Doch es braucht mehr als das. Mehr als gesetzliche Regelungen. Vereinbarkeit spielt sich zu einem großen Teil auf der zwischenmenschlichen Ebene ab. Zwischen Partnern und Erziehungsberechtigten sowieso, aber auch zwischen Frauen und Frauen, Männern und Männern und Frauen und Männern im alltäglichen Leben. Brigid Schulte schilderte eine der unzähligen Situationen, in denen andere Frauen ihr offen zu verstehen gaben, dass sie eine schlechte Mutter sei, weil sie ihr Kind betreuen lasse. Die Vorstellung von der „guten Mutter“, die sich rund um die Uhr um das Kind kümmert, ist tief in der Kultur verwurzelt – in der amerikanischen wie in der deutschen. Und selbst Frauen, die sich bewusst von dieser Rolle lösen, die eine gleichberechtigte Partnerschaft anstreben und gleiche Chancen auch in der Arbeitswelt einfordern, können sich selten ganz von diesen vorgeprägten Rollenbildern lösen. Brigid Schulte nennt es „unconscious bias“, also unbewusste Vorurteile, die dazu führen, dass Frauen sich permanent schuldig fühlen, wenn sie trotz Kind beruflich ihren Weg gehen. Ein Gefühl, das den Druck, der ohnehin auf ihnen lastet, noch größer werden lässt.

 

Transatlantische Überforderung

Der Vortrag hat deutlich gemacht, dass es trotz großer Unterschiede auch viele Parallelen zwischen Deutschland und den USA gibt: das sehr traditionell geprägte Mutterbild auf der einen Seite, die dominierende Präsenzkultur in der Arbeitswelt auf der anderen Seite. Bedingungen, die einander zuwiderlaufen und die, gemeinsam als Anforderungen an Männer und Frauen formuliert, unerfüllbar bleiben müssen. Oder zwangsläufig in die Überforderung führen.

 

Die Kraft einer Generation

Doch es gibt Hoffnung. Ihre Träger sieht Brigid Schulte nicht nur in einzelnen Unternehmen, die sich neuen Arbeitsmodellen öffnen, oder in der Lokalpolitik, die in einigen Teilen des Landes bereits Regelungen eingeführt hat, um berufstätige Eltern zu entlasten. Hoffnung machen Brigid Schulte vor allem die Millenials, die „Generation Y“. Ihr Motto: Karriere? Ja, aber bitte „the easy way“.

 

Wortmeldung einer Dame in der ersten Reihe: Es sei Unternehmen bisher egal gewesen, dass sie ihre weiblichen Angestellten verloren haben; warum sollte das bei der „Gen Y“ anders sein? fragt sie.

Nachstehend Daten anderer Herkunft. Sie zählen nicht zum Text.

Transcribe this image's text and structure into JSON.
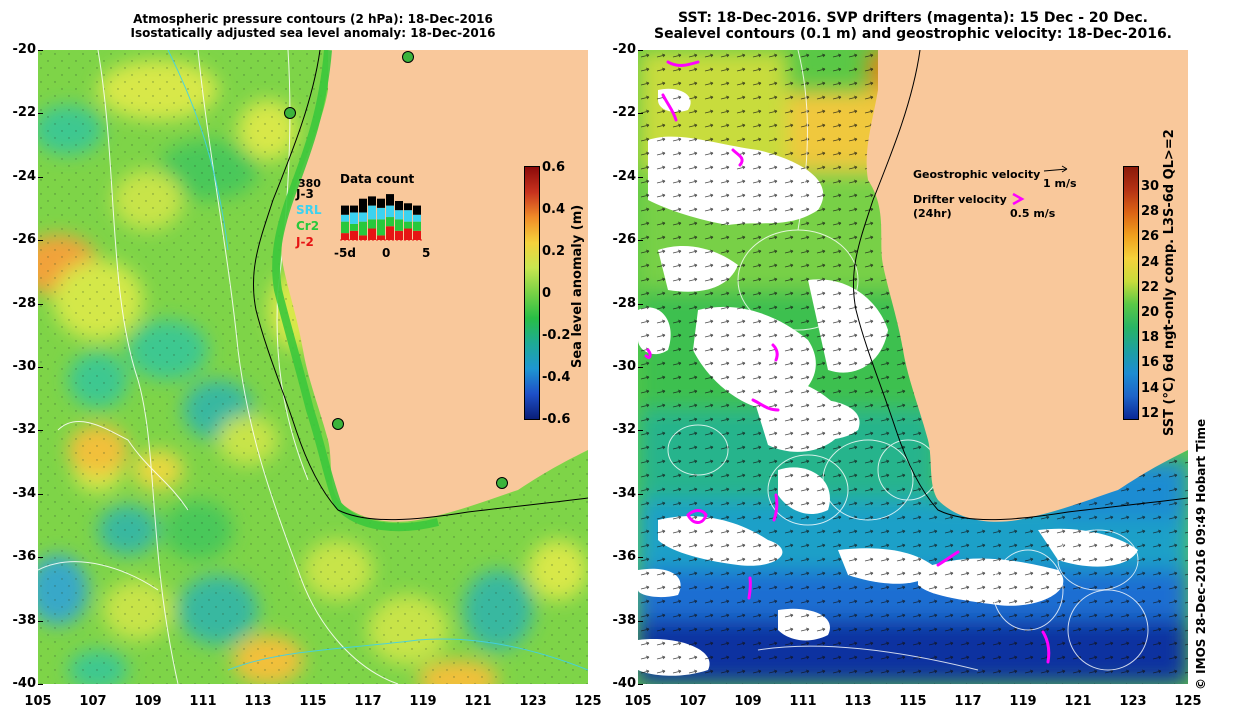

Die Antwort Brigid Schultes ist einleuchtend und unbequem: Wenn Unternehmen ihre starren Arbeitsmodelle nicht aufbrechen, sagt sie, werden sie die hochqualifizierten Millennials nicht halten können. Und zwar Frauen wie Männer. Und spätestens wenn sie merken, dass sie auch die Männer verlieren, werden sie handeln. Gut, oder?

 

Lachen im Publikum. Der Vortrag macht trotz des ernsten Themas bis zur letzten Minute Spaß. Sie hat klare Forderungen, wirkt verbindlich, aber nie verbittert. Ihre Anekdoten aus ihrem Alltag als zweifache Mutter, die genau wie ihr Mann voll berufstätig ist, bergen für viele Frauen im Publikum merklich ein hohes Identifikationspotential. „Hm, kenne ich irgendwoher.“ Und doch spürt wohl jede(r) im Saal, dass wir es hier in Deutschland mit bezahltem Mutterschutz, bezahlter Elternzeit und subventionierter Kinderbetreuung doch irgendwie ganz gut getroffen haben.

Und so rührt die fast schon ausgelassene Stimmung, die sich während des Vortrags weiter steigert, wohl auch von einem anderen Gefühl her: der Erleichterung, in Berlin statt in New York zu leben.